Brazil’s Chamber of Deputies committee approved a bill banning the use of minors in gambling advertising this week, closing a regulatory gap that has left digital promotion largely unconstrained despite existing restrictions on underage consumption and purchases of gambling products.
The Committee on Social Security, Social Assistance, Childhood, Adolescence, and Family voted in favour of a substitute text prepared by Congresswoman Meire Serafim, linked to Bill 3724/24 originally tabled by Deputy Túlio Gadêlha. The legislation amends provisions established by Law 14.790/23 and the Child and Adolescent Statute (ECA), following congressional discussions about strengthening protections for children and teenagers within Brazil’s regulated betting framework.
Congresswoman Serafim identified the specific gap her text is designed to address when submitting her report to the committee.

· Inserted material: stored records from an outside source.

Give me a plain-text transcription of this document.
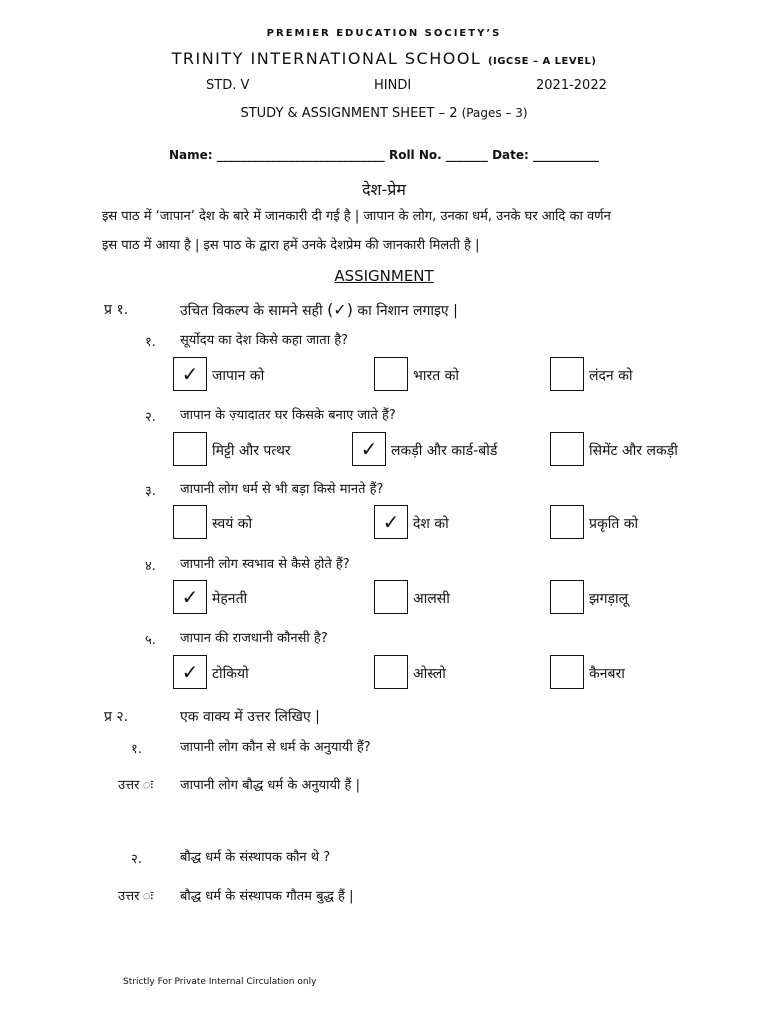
PREMIER EDUCATION SOCIETY’S
TRINITY INTERNATIONAL SCHOOL (IGCSE – A LEVEL)
STD. V	HINDI	2021-2022
STUDY & ASSIGNMENT SHEET – 2 (Pages – 3)
Name: ____________________________ Roll No. _______ Date: ___________
देश-प्रेम
इस पाठ में ‘जापान’ देश के बारे में जानकारी दी गई है | जापान के लोग, उनका धर्म, उनके घर आदि का वर्णन
इस पाठ में आया है | इस पाठ के द्वारा हमें उनके देशप्रेम की जानकारी मिलती है |
ASSIGNMENT
प्र १.	उचित विकल्प के सामने सही (✓) का निशान लगाइए |
१. सूर्योदय का देश किसे कहा जाता है?
✓ जापान को	भारत को	लंदन को
२. जापान के ज़्यादातर घर किसके बनाए जाते हैं?
मिट्टी और पत्थर	✓ लकड़ी और कार्ड-बोर्ड	सिमेंट और लकड़ी
३. जापानी लोग धर्म से भी बड़ा किसे मानते हैं?
स्वयं को	✓ देश को	प्रकृति को
४. जापानी लोग स्वभाव से कैसे होते हैं?
✓ मेहनती	आलसी	झगड़ालू
५. जापान की राजधानी कौनसी है?
✓ टोकियो	ओस्लो	कैनबरा
प्र २.	एक वाक्य में उत्तर लिखिए |
१.	जापानी लोग कौन से धर्म के अनुयायी हैं?
उत्तर ः जापानी लोग बौद्ध धर्म के अनुयायी हैं |
२.	बौद्ध धर्म के संस्थापक कौन थे ?
उत्तर ः बौद्ध धर्म के संस्थापक गौतम बुद्ध हैं |
Strictly For Private Internal Circulation only
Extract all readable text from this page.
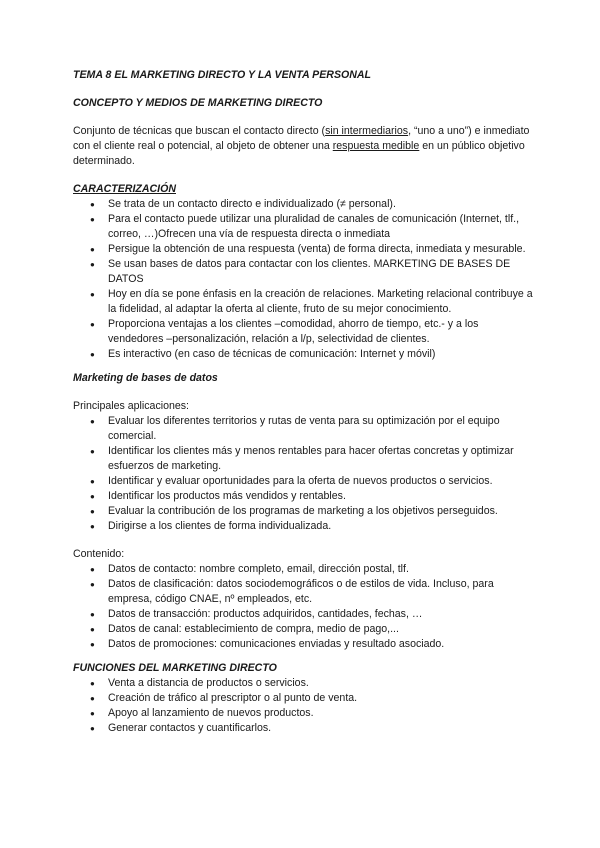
TEMA 8 EL MARKETING DIRECTO Y LA VENTA PERSONAL

CONCEPTO Y MEDIOS DE MARKETING DIRECTO

Conjunto de técnicas que buscan el contacto directo (sin intermediarios, “uno a uno”) e inmediato con el cliente real o potencial, al objeto de obtener una respuesta medible en un público objetivo determinado.

CARACTERIZACIÓN

● Se trata de un contacto directo e individualizado (≠ personal).
● Para el contacto puede utilizar una pluralidad de canales de comunicación (Internet, tlf., correo, …)Ofrecen una vía de respuesta directa o inmediata
● Persigue la obtención de una respuesta (venta) de forma directa, inmediata y mesurable.
● Se usan bases de datos para contactar con los clientes. MARKETING DE BASES DE DATOS
● Hoy en día se pone énfasis en la creación de relaciones. Marketing relacional contribuye a la fidelidad, al adaptar la oferta al cliente, fruto de su mejor conocimiento.
● Proporciona ventajas a los clientes –comodidad, ahorro de tiempo, etc.- y a los vendedores –personalización, relación a l/p, selectividad de clientes.
● Es interactivo (en caso de técnicas de comunicación: Internet y móvil)

Marketing de bases de datos

Principales aplicaciones:

● Evaluar los diferentes territorios y rutas de venta para su optimización por el equipo comercial.
● Identificar los clientes más y menos rentables para hacer ofertas concretas y optimizar esfuerzos de marketing.
● Identificar y evaluar oportunidades para la oferta de nuevos productos o servicios.
● Identificar los productos más vendidos y rentables.
● Evaluar la contribución de los programas de marketing a los objetivos perseguidos.
● Dirigirse a los clientes de forma individualizada.

Contenido:

● Datos de contacto: nombre completo, email, dirección postal, tlf.
● Datos de clasificación: datos sociodemográficos o de estilos de vida. Incluso, para empresa, código CNAE, nº empleados, etc.
● Datos de transacción: productos adquiridos, cantidades, fechas, …
● Datos de canal: establecimiento de compra, medio de pago,...
● Datos de promociones: comunicaciones enviadas y resultado asociado.

FUNCIONES DEL MARKETING DIRECTO

● Venta a distancia de productos o servicios.
● Creación de tráfico al prescriptor o al punto de venta.
● Apoyo al lanzamiento de nuevos productos.
● Generar contactos y cuantificarlos.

“Even though consumption and purchases were already prohibited, there was no law specifically dealing with advertising. And that’s precisely what this project does, prohibiting this kind of publicity on any digital or communication platform.”
Scope of the Restrictions
The bill bans the participation of minors in advertising for lottery draws and betting platforms across digital and physical channels. Coverage extends to promotional activity involving teenage content creators and social media personalities whose audiences include underage users, spanning mobile applications, video platforms and social media channels.
Any advertising that promotes betting products to underage audiences would constitute an administrative offence under the proposal. The measure addresses the growing use of young online personalities in gambling marketing, which Law 14.790/23 and the ECA have not explicitly prohibited, despite covering restrictions on consumption and purchases.
The bill was developed in part because no existing rule specifically barred betting companies from featuring minors in paid promotional content or from engaging teenage influencers to reach audiences that include children.
Penalties and Aggravating Circumstances
The proposed text sets administrative fines of between BRL 3,000 and BRL 10,000 for companies, betting agencies and representatives involved in advertising featuring minors. Repeat violations within a 12-month window double the applicable penalty.
Steeper multipliers apply to specific categories of offender. Betting company representatives or parents who organise gambling advertisements with minor participants face fines ten times the base amount. Betting operators who directly arrange advertisements featuring minor players face the highest exposure, with fines set at one hundred times the base rate.
The tiered structure places the greatest financial burden on operators, treating them as the party with primary commercial responsibility for advertising compliance.
Legislative Status and Next Steps
Under Brazilian legislative procedure, a committee-approved bill can advance without an immediate plenary vote unless challenged by lawmakers. The legislation must first pass through the Committee on the Constitution and Justice (CCJ), which will assess its constitutional basis before it can proceed.
Final enactment requires approval by both chambers of Congress and a presidential signature. No expedited timeline applies, meaning the bill’s progress depends on the broader congressional schedule and whether the CCJ raises objections requiring revisions.
Context: Brazil’s Advertising Regulatory Trajectory
The committee vote adds to a growing body of Brazilian legislation targeting gambling advertising. A separate Senate bill proposing a total ban on gambling advertising across all media is also advancing, reflecting political concern about the normalisation of betting promotion on broadcast, digital and social channels.
Brazil’s regulated market, now in its third year following the passage of Law 14.790/23, has produced a dense legislative agenda. Tax rates have been contested through much of 2025, with the congressional debate on betting tax structure producing several competing outcomes across chambers. The advertising framework is now an active parallel front in Brazil’s effort to build out the regulatory architecture around its newly open market.
The bill’s next step is a CCJ review, the outcome of which will determine whether it proceeds to a full congressional vote in both chambers.